Article

MS Agent Diroximel Fumarate Associated With Improved GI Tolerability

Author(s):

Results from the phase 3 EVOLVE-MS-2 study demonstrate superior tolerability for now-approved diroximel fumarate compared to dimethyl fumarate.

Alfred Sandrock Jr, MD, PhD

Alfred Sandrock Jr, MD, PhD

Results from the phase 3 EVOLVE-MS-2 study of diroximel fumarate (Vumerity; Biogen) demonstrate improved gastrointestinal (GI) tolerability in patients with multiple sclerosis (MS) compared to dimethyl fumarate (Tecfidera). Full study results will be presented at the 27th Annual Meeting of the European Charcot Foundation in Italy this week.

The multi-center, double-blind, active-controlled study evaluated GI tolerability of diroximel fumarate compared to dimethyl fumarate in 506 patients with relapsing-remitting MS (RRMS) across a 5-week period. Patients were assessed on GI tolerability measures including duration and severity as well as self-reporting on the Individual Gastrointestinal Symptom and Impact Scale (IGISIS), which assesses measures such as vomiting, nausea, upper and lower abdominal pain, and diarrhea.

The primary endpoint of the study was the number of days with reported GI symptoms with a symptom intensity score of >2 based on the IGISIS. The number of days where reported GI symptoms were graded with scores of ≥1 or ≥3 was counted as secondary endpoints.

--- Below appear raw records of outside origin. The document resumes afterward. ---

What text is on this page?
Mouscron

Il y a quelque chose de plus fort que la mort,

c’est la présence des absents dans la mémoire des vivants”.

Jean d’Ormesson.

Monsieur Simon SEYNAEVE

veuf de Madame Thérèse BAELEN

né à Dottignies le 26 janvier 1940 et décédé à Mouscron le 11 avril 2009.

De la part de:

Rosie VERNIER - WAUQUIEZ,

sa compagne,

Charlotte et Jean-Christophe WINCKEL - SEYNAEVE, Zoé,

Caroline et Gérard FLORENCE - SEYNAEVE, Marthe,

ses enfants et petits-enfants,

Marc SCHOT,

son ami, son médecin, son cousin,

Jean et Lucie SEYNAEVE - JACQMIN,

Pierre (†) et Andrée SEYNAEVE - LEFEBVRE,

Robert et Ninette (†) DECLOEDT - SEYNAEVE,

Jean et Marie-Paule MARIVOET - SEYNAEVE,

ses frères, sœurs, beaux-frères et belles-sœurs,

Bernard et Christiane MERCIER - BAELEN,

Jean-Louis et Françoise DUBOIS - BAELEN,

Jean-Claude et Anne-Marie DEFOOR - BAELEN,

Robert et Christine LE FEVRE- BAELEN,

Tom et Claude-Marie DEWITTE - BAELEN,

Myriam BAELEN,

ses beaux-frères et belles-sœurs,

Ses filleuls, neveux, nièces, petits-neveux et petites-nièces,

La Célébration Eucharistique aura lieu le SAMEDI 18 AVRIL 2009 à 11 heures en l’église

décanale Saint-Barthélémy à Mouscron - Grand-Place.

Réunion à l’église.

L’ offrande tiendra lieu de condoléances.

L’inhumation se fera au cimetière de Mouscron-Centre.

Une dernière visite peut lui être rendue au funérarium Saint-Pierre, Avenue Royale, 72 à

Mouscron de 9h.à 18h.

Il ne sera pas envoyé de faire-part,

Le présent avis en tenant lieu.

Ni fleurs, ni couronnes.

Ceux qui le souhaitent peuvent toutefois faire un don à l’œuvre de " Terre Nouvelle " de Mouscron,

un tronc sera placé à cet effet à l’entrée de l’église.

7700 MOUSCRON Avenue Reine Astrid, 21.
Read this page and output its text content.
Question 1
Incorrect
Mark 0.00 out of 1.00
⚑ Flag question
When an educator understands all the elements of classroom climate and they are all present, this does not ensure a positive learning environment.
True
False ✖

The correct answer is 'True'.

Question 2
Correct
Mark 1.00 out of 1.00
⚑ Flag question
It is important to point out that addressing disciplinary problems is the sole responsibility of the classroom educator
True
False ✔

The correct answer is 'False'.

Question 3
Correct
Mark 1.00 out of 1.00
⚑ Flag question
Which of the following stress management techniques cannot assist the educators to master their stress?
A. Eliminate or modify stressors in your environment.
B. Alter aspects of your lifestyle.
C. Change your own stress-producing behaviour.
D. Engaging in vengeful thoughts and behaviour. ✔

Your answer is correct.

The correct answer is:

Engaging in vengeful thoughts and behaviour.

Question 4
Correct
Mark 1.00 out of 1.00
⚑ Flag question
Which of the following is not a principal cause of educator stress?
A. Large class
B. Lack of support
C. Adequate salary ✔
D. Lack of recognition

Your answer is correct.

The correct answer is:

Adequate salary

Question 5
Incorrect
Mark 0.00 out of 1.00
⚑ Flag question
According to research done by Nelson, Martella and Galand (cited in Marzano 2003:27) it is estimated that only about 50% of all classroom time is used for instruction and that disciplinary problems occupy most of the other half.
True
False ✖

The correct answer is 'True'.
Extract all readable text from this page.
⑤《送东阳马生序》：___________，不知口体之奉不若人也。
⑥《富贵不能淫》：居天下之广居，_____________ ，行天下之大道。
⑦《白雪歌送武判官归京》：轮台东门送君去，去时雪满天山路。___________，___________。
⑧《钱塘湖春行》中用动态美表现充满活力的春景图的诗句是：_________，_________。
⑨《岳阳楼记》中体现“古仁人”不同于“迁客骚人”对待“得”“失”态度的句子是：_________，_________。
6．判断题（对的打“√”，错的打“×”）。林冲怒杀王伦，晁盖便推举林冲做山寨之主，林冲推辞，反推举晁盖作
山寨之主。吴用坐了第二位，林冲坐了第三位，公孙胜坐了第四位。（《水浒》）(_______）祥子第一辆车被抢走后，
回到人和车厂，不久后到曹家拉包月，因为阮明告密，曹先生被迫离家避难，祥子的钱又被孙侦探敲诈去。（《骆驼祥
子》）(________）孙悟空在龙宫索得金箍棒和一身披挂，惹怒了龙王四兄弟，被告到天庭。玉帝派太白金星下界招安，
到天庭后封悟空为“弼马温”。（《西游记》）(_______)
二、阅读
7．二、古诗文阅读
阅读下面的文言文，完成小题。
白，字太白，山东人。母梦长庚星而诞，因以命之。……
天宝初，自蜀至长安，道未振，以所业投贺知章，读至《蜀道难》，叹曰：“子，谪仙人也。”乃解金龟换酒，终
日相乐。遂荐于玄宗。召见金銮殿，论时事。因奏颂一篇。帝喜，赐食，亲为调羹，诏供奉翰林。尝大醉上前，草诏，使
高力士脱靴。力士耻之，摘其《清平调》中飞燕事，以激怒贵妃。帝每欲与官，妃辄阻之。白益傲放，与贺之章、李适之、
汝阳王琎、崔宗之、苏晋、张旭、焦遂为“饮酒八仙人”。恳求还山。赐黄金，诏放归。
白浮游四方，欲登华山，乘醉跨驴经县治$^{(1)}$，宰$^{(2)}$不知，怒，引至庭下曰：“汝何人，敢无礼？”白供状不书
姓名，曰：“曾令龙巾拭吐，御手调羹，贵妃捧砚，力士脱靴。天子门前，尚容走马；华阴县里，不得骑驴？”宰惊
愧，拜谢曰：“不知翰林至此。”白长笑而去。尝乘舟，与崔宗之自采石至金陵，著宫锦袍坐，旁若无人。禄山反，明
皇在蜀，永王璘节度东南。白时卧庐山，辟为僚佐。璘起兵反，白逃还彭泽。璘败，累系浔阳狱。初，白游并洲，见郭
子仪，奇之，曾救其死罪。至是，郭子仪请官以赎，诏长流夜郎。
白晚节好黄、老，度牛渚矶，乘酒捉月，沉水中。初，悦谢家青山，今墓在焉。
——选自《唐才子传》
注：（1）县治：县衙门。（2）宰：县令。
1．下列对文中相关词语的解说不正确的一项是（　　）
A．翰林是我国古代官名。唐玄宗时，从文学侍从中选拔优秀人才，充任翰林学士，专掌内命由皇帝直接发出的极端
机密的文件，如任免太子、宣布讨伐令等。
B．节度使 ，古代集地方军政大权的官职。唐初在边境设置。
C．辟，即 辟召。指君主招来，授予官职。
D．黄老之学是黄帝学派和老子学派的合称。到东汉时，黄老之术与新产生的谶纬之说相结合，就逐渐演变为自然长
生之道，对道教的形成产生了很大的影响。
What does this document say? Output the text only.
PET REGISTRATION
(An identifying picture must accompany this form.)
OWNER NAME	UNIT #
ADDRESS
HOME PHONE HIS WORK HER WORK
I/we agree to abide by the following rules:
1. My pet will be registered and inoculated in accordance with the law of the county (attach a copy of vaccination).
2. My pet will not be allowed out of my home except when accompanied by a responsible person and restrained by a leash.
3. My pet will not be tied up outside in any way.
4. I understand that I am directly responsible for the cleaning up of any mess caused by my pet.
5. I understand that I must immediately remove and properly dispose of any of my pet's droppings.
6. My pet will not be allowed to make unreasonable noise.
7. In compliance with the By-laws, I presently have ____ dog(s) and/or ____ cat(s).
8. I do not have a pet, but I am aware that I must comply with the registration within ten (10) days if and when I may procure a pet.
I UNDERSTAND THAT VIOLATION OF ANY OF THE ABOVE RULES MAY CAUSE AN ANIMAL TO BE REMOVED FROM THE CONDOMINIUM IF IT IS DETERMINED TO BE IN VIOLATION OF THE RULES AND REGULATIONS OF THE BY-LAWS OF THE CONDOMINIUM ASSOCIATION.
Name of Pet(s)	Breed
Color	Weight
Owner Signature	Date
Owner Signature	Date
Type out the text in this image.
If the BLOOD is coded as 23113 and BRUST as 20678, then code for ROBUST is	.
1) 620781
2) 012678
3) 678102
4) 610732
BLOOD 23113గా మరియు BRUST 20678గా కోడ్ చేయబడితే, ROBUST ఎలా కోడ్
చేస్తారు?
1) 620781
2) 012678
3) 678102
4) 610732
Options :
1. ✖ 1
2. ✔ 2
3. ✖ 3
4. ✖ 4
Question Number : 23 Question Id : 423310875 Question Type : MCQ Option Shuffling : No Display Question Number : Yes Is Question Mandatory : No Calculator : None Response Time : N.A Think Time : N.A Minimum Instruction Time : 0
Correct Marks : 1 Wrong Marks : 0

Data showed that patients who received diroximel fumarate saw 46% fewer days with intensity scores of >2 on the IGISIS compared to dimethyl fumarate (adjusted rate ratio 0.54; 95% CI, 0.39-0.75, P = .0003). Diroximel fumarate reduced IGISIS intensity scores of >1 and >3 by 29% and 44%, respectively. Notably, the worst IGISIS scores declined over the 5-week treatment period.

The Global Gastrointestinal Symptom and Impact Scale (GGISIS) was used to assess the impact of GI symptoms on a patient’s daily activities. There was a 30% decrease in self-reported intensity scores of >1 on the GGISIS, as well as a reduction in days with scores of >2 and >3.

The incidence of GI-related AEs was 34.8% in the diroximel fumarate group compared to 49% in the dimethyl fumarate group. Overall, 78.3% and 83.7% of patients experienced general AEs in the diroximel fumarate and dimethyl fumarate groups, respectively. Discontinuations due to GI AEs were reported in 0.8% of patients in the diroximel fumarate group and 4.8% of patients in the dimethyl fumarate group.

“Tecfidera is a clinically meaningful treatment for patients, and we believe Vumerity now builds upon our franchise as another compelling option for relapsing MS,” Alfred Sandrock, Jr., MD, PhD, executive vice president of Research and Development and chief medical officer at Biogen, said in a statement.

After receiving FDA approval on October 30, Biogen has announced that diroximel fumarate is now available in the US for relapsing forms of MS. Additionally, patients who completed the 5-week treatment program are eligible to enroll in EVOLVE-MS-1, an open-label, safety study conducted over 96-weeks.

Reference:

Biogen presents data demonstrating improved gastrointestinal tolerability with Vumerity (diroximel fumarate) compared to Tecfidera (dimethyl fumarate)[news release]. Cambridge, MA: Biogen. November 22, 2019. investors.biogen.com/news-releases/news-release-details/biogen-presents-data-demonstrating-improved-gastrointestinal. Accessed November 22, 2019.